What turned against the white working class which had contributed so much to America’s rise as an economic world power? All signs point to the decline of the manufacturing economy and labor unions, the rise of globalism which only benefits those at the top, and increased opportunities for minorities. Perhaps their faith that their skilled labor would deliver a better life than that of their parents and an even better one for their children had been misplaced.
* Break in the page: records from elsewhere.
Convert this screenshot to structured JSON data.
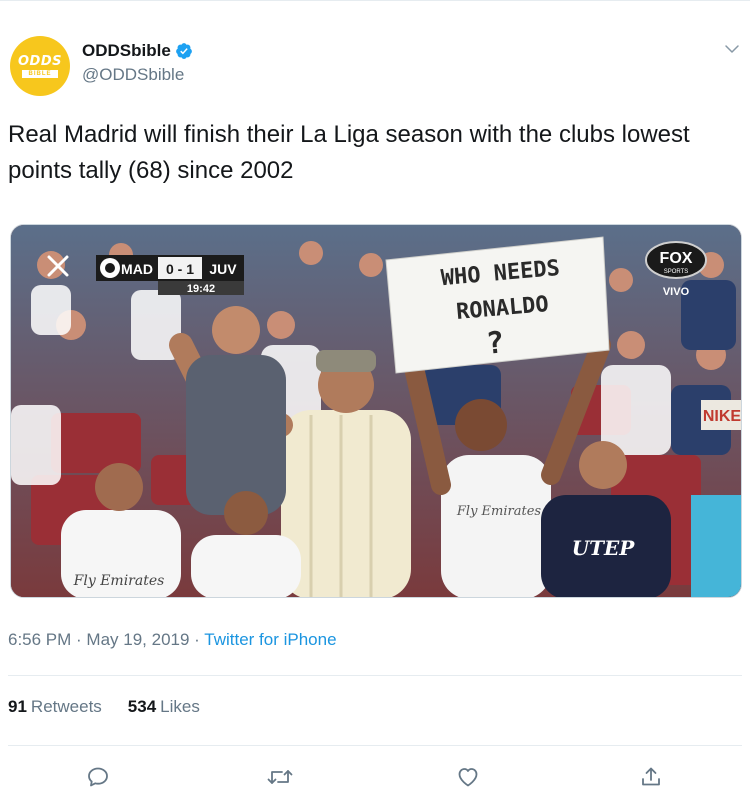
{
  "header": {
    "display_name": "ODDSbible",
    "handle": "@ODDSbible",
    "avatar_logo_top": "ODDS",
    "avatar_logo_bottom": "BIBLE",
    "verified": true
  },
  "tweet": {
    "text": "Real Madrid will finish their La Liga season with the clubs lowest points tally (68) since 2002"
  },
  "media": {
    "scoreboard": {
      "home": "MAD",
      "score": "0 - 1",
      "away": "JUV",
      "clock": "19:42"
    },
    "broadcaster": "FOX",
    "broadcaster_sub": "SPORTS",
    "live_label": "VIVO",
    "sign_line1": "WHO NEEDS",
    "sign_line2": "RONALDO",
    "sign_line3": "?",
    "shirt_text": "Fly Emirates",
    "shirt_text_left": "Fly Emirates",
    "shirt_utep": "UTEP",
    "banner_right": "NIKE"
  },
  "meta": {
    "time": "6:56 PM",
    "separator": " · ",
    "date": "May 19, 2019",
    "source": "Twitter for iPhone"
  },
  "stats": {
    "retweets_count": "91",
    "retweets_label": "Retweets",
    "likes_count": "534",
    "likes_label": "Likes"
  },
  "colors": {
    "accent": "#1b95e0",
    "avatar_bg": "#f7c71d",
    "secondary_text": "#657786"
  },
  "icons": [
    "chevron-down-icon",
    "verified-badge-icon",
    "reply-icon",
    "retweet-icon",
    "like-icon",
    "share-icon",
    "close-icon"
  ]
}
But this is not simply a story of economics. Being an American story, it must also involve race. Many working class whites may have unconsciously taken it as an article of faith that their whiteness would protect them from the ultimate degradation of landing on the bottom rung of the social class ladder, the default position of African-Americans for 300 years. But with the civil rights movement of the ‘60’s and affirmative action policies of the ‘70’s, steadily an influential Black middle class emerged, culminating in the inauguration of the first Black president in 2008. Pundits optimistically proclaimed the birth of a post-racial America, an analysis that would soon prove naïve. What did emerge rather was a level of white working-class resentment that found a voice, first in the person of the ill-prepared Sarah Palin and the nascent Tea Party movement, and then in the unlikely person of a bankruptcy-prone, narcissist whose overt racism drove him to challenge the very legitimacy of Obama’s election. His campaign’s opening rant against Mexican “rapists and murderers”, and a promise to “make America great again”, spoke to the anger, frustration, and grievance widely held among the increasingly disenfranchised. Though he has introduced no economic policies to significantly improve their plight, they remain faithful to the swagger of his message.

In “The Tyranny of Meritocracy”, philosopher Michael Sandel has identified yet another factor that is undeniably exacerbating their discontents. He indicts the Democratic Party by interpreting Trump’s 2016 election as a response to the political failure of the progressive, technocratic liberalism of the past four decades which became more congenial to a coastal and largely urban professional class than to blue-collar workers. He is critical of the notion of meritocracy itself, by which the dominant class smugly assigns credit for their professional success to bootstrap virtue rather than their accidental good fortune at having been raised in a family and culture that values and has access to higher education and the achievement it affords. Sandel claims this “meritocratic hubris” begets humiliation among the working class and intensifies their bitterness.

If Biden was indeed elected last night, he would be well served to redirect his party on a course that recognizes and values its roots in the working class. If Trump won, then hold on tight. Because it will only be a matter of time before his disciples discover that he never had their best interests in mind but merely exploited their resentment for his own ambitions.